Un autre indice? Les grandes sociétés d’assurance, les mêmes qui osent que les rentes qu’elles servent ne sont plus garanties, annoncent à leur actionnaires des objectifs de rendement sur capital propre à deux chiffres. Par exemple, Zurich Financial Service leur promet un rendement de… 16%. Malgré les prétendues «difficultés» que connaît le deuxième pilier!

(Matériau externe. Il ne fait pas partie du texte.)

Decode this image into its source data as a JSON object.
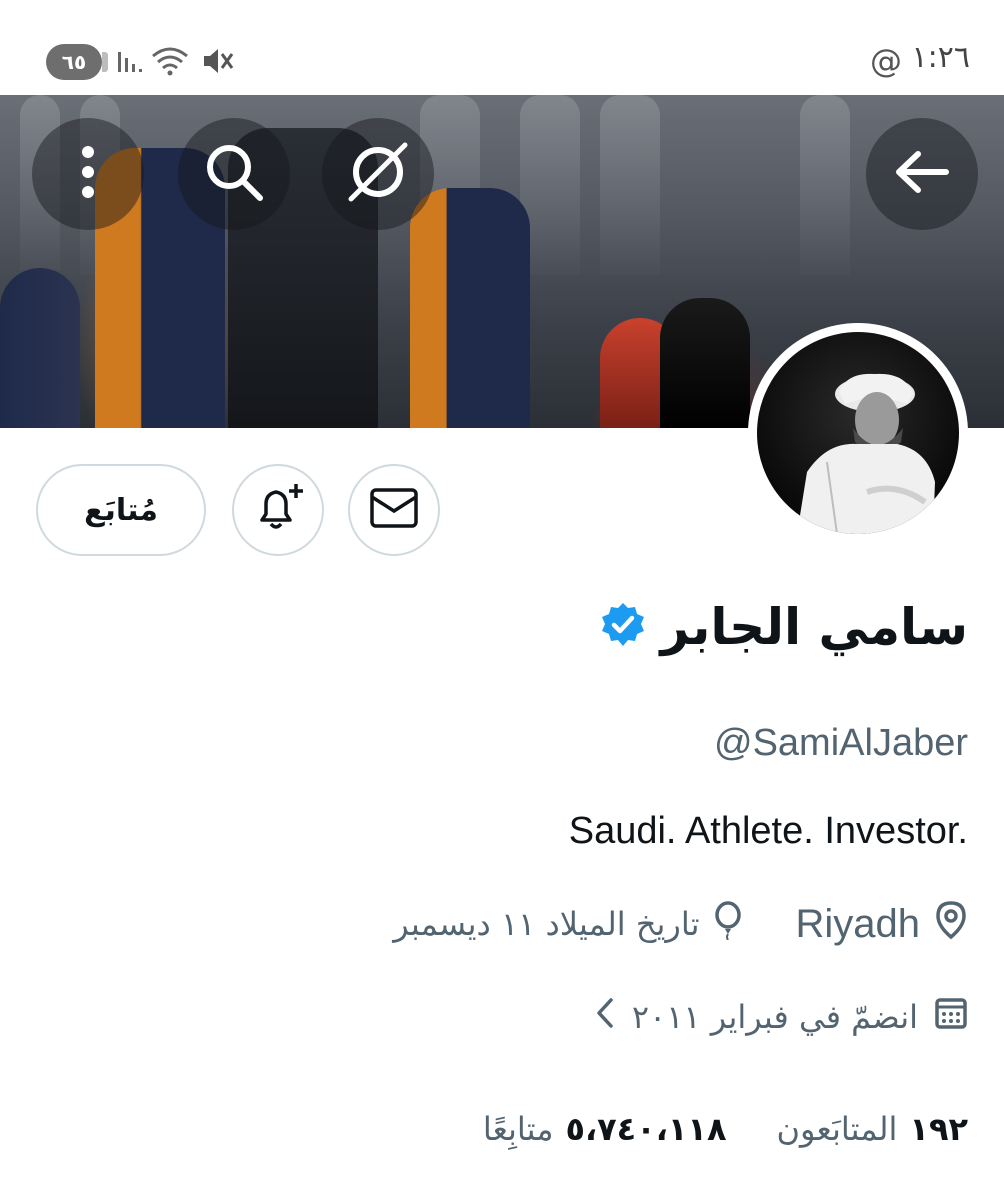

Que les choses soient claires: La baisse des rentes sur laquelle le peuple se prononce le 7 mars a pour objectif de protéger non pas le deuxième pilier, mais plutôt les bénéfices des assureurs privés.

19/01/2010

La droite vaudoise ne veut pas soutenir la formation professionnelle supérieure

Le Grand Conseil a rejeté ce matin (par 69 voix contre 65) ma motion (pourtant transformée en postulat) en faveur d’un vrai soutien à la formation professionnelle supérieure, au moyen de bons de formation de 5'000.—Fr. destinés à tous les titulaires vaudois d’un CFC (ou titre équivalent du secondaire II).

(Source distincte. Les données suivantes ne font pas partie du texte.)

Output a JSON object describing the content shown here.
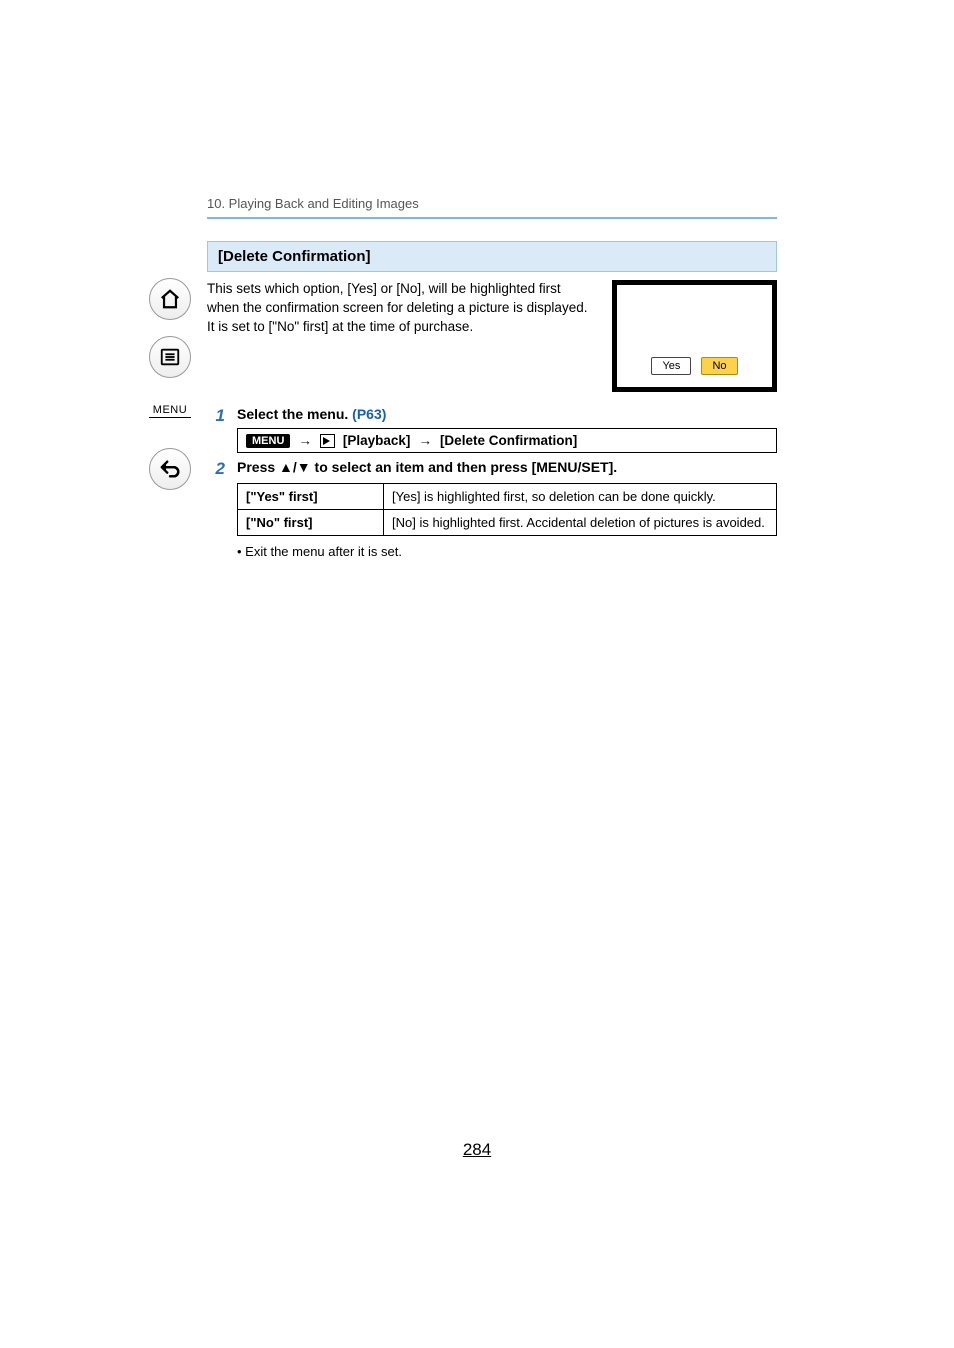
{
  "chapter": "10. Playing Back and Editing Images",
  "section_title": "[Delete Confirmation]",
  "intro_p1": "This sets which option, [Yes] or [No], will be highlighted first when the confirmation screen for deleting a picture is displayed.",
  "intro_p2": "It is set to [\"No\" first] at the time of purchase.",
  "dialog": {
    "yes": "Yes",
    "no": "No"
  },
  "sidenav": {
    "menu_label": "MENU"
  },
  "steps": {
    "s1": {
      "num": "1",
      "title_a": "Select the menu. ",
      "link": "(P63)",
      "menu_badge": "MENU",
      "arrow": "→",
      "path_a": " [Playback] ",
      "path_b": " [Delete Confirmation]"
    },
    "s2": {
      "num": "2",
      "title": "Press ▲/▼ to select an item and then press [MENU/SET].",
      "opt1_key": "[\"Yes\" first]",
      "opt1_val": "[Yes] is highlighted first, so deletion can be done quickly.",
      "opt2_key": "[\"No\" first]",
      "opt2_val": "[No] is highlighted first. Accidental deletion of pictures is avoided."
    }
  },
  "note": "Exit the menu after it is set.",
  "page_number": "284"
}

Nul n’a mis en doute l’utilité et l’importance de la formation professionnelle supérieure (brevet, maîtrise): tant pour les personnes qui en bénéficient (augmentation du revenu, diminution des risques de chômage), que pour l’Etat (hausse des recettes fiscales, baisse des dépenses sociales) et l’économie (meilleure qualité de la main d’œuvre, personnel mieux à même de s’adapter aux mutations technologiques). En outre, personne n’a contesté ouvertement que l’accès à la formation professionnelle supérieure est très inégalitaire: p. ex. seules 14% de femmes y ont accès, contre 30% des hommes. Et, plus on a un niveau de formation élevé, plus on travaille dans une grande entreprise, plus on a un revenu important, meilleures sont les chances de bénéficier de la formation continue.

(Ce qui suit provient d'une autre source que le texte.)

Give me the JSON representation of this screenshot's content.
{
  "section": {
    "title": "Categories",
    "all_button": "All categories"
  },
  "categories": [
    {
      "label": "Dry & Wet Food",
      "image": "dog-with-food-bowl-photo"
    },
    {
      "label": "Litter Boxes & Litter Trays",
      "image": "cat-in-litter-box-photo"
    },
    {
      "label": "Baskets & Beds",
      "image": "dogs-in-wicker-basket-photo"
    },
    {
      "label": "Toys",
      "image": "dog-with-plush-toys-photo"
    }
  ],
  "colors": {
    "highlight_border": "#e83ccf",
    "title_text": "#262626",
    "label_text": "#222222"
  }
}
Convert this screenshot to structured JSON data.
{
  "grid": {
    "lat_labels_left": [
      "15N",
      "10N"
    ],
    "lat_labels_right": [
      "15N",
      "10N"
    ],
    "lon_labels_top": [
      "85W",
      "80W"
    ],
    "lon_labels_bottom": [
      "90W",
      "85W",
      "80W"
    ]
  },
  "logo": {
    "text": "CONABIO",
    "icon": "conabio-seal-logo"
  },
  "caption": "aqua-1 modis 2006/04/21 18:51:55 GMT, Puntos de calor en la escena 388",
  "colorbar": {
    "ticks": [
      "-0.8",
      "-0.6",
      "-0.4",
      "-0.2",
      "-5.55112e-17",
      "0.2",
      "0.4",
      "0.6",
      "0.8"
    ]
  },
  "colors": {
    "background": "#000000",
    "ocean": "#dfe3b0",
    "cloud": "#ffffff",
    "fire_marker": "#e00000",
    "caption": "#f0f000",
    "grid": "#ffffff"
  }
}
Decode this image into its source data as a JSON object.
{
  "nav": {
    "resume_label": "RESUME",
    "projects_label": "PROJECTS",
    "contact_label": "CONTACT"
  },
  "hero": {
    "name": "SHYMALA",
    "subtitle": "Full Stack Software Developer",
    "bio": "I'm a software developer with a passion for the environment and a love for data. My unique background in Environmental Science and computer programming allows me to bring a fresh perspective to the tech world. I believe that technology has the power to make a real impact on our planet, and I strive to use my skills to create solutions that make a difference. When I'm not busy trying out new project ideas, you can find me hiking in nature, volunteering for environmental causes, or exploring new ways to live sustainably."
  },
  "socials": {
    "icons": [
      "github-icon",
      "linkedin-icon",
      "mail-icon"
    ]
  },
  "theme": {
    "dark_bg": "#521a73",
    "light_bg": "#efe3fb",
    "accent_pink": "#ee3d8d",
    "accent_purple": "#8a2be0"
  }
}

Mais, malgré ces constats, il n’y a eu que deux voix radicales (face à l’opposition frontale du reste du groupe PRD, des libéraux et de l’UDC) à se joindre à la gauche et aux verts pour accepter un soutien ciblé aux jeunes qui ont terminé leur formation initiale et souhaitent se lancer dans une formation professionnelle supérieure, mais renoncent à cause des obstacles financiers. Une telle formation peut en effet coûter plusieurs milliers de francs et, si on a pas la chance de travailler dans une branche qui a prévu un mécanisme de financement (p. ex. un fond paritaire) ou un CCT octroyant des congés payés de formation continue, les salariés qui souhaitent s’y lancer doivent y aller entièrement de leur poche.
Bref, comme souvent en matière de formation continue: Tout le monde en parle, tout le monde est pour, mais quand il s’agit de mesures concrètes, impossible de compter sur la majorité bourgeoise. Qui n’a, faut-il le rappeler, pas proposé d’alternative.